At the most commonsense level, a therapist who knows what it is like to be a patient may be more empathic, and may anticipate unstated feelings more readily than a therapist without this first-hand knowledge.  For example, vacation breaks can feel extraordinarily disruptive to patients, a fact that can be taught in lectures or textbooks (or blogs), but may not be fully appreciated until it is experienced oneself.  Transference in general is better understood experientially than learned academically.  Even non-analytic therapists can benefit by recognizing transference and other common "real-time" emotional reactions, conscious and unconscious, in their patients or clients; these can affect rapport, treatment adherence, and so forth.  Psychodynamically informed practice is a hallmark of psychiatry, even when psychodynamic treatment is not offered.  The same, I would argue, is true of other mental health disciplines.  Psychologists conducting CBT and clinical social workers leading support groups should know about psychodynamics too.  And the best way to learn dynamics is experientially, in one's own psychotherapy.

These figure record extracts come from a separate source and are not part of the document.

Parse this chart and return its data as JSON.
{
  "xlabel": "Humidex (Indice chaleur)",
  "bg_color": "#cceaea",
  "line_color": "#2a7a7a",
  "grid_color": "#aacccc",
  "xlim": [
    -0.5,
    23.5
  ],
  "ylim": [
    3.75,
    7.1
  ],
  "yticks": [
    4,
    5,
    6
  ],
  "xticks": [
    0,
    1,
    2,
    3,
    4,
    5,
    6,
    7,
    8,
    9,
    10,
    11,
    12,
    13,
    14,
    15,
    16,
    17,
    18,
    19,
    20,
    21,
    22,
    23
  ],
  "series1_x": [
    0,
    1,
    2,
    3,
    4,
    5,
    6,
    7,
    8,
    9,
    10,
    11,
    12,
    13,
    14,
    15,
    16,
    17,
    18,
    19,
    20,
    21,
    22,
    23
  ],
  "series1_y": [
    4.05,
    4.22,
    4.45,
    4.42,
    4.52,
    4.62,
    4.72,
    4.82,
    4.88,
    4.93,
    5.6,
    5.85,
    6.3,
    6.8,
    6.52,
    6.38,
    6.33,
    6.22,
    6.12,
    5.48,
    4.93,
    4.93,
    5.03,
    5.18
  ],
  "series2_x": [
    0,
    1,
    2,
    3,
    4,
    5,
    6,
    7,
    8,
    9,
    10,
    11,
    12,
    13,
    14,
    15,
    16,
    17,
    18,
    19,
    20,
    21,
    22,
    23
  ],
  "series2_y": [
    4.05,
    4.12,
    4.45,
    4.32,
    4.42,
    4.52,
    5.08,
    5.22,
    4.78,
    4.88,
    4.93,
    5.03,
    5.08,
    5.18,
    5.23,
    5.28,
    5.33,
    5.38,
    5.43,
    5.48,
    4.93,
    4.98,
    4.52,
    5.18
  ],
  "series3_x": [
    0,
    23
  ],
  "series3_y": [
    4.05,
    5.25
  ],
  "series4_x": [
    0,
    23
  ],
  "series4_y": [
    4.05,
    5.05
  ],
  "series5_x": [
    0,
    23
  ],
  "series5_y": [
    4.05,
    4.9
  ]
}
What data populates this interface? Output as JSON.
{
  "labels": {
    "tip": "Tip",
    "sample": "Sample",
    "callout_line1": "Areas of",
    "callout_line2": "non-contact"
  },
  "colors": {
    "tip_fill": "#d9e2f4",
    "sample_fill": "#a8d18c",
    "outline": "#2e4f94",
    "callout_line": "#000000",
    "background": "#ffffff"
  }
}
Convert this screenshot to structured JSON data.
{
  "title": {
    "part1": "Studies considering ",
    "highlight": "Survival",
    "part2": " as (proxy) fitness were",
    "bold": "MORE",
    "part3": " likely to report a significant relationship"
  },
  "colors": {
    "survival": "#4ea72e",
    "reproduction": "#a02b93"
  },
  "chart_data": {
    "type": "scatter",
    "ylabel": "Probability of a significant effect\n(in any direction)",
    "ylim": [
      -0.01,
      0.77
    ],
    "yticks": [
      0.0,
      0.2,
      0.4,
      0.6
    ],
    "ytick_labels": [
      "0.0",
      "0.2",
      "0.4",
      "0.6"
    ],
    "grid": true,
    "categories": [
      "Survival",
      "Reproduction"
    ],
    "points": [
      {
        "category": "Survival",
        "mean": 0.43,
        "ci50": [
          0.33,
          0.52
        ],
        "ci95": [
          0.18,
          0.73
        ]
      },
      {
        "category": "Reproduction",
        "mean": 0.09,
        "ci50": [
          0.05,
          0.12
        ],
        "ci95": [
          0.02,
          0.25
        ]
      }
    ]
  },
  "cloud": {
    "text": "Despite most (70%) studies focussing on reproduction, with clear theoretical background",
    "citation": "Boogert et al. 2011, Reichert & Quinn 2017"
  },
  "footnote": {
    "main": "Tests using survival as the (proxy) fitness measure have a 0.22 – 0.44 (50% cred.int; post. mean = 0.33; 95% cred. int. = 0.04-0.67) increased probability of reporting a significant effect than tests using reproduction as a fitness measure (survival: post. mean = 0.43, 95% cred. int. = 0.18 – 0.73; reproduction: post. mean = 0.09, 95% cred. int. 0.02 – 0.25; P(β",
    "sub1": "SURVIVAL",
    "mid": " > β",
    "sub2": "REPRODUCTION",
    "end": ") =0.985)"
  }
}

The argument is even stronger for therapists who practice traditional psychodynamic therapy, where transference and countertransference are essential treatment tools.  As I wrote last year, it takes self-knowledge to use countertransference therapeutically. Without this self-knowledge it would be impossible to sort out the patient's issues from one's own.  In seminars for psychiatry residents, I point out that our field has no blood test or brain scan to directly measure thoughts and feelings in the interpersonal space.  Our own feelings, countertransference broadly defined, is the sensitive instrument we bring into the consultation room.  The therapist's own psychotherapy "calibrates the instrument" so he or she can better trust its readings when applied to patients.

To me, this is the main reason to recommend therapy for therapists.  In addition, others have argued that it normalizes and destigmatizes being in therapy (assuming the therapist discloses his or her personal therapy to the patient); that it improves one's performance as a therapist non-specifically, by relieving stress and tension; and that it may give the therapist "a valuable perspective on what works and what doesn't." Several commenters on the NY Times blog believe the therapist's own therapy encourages humility, and may decrease errors based on hubris and unexamined countertransference:

We are to be one of the self monitoring professions, responsible in a unique way as the stewards of our treatment with our clients.... Having our own issues worked with ... goes a long way toward ensuring a unique quality of care.

I would be very wary of a therapist who had never sought therapy for him or herself. To me it would smack of an "I don't need it — it's for messed up folks like you" attitude.

I am also frequently shocked by the stories my patients will tell me about being in therapy with someone who clearly hasn't worked on their issues. It can be very damaging to a patient...

A personal psychotherapy does not guarantee that a therapist will be caring, non-abusive, technically proficient, or effective.  But there is little in psychotherapy, or in life, that is guaranteed.  Psychotherapeutic work, particularly the psychoanalytic and psychodynamic varieties, seems closely tied to the therapist's self-knowledge and willingness to self-reflect.  If we are to use our own perceptions and reactions as sensitive instruments in the consultation room, we are well-advised to take good care of the equipment.

 

[1] Geller JD, Norcross JC, and Orlinsky DE, The Psychotherapist's Own Psychotherapy: Patient and Clinician Perspectives, Oxford University Press, 2005.

[2] Pope KS and Tabachnick BG, "Therapists as Patients: A National Survey of Psychologists' Experiences, Problems, and Beliefs" Professional Psychology: Research and Practice, 25(3), pp 247-258.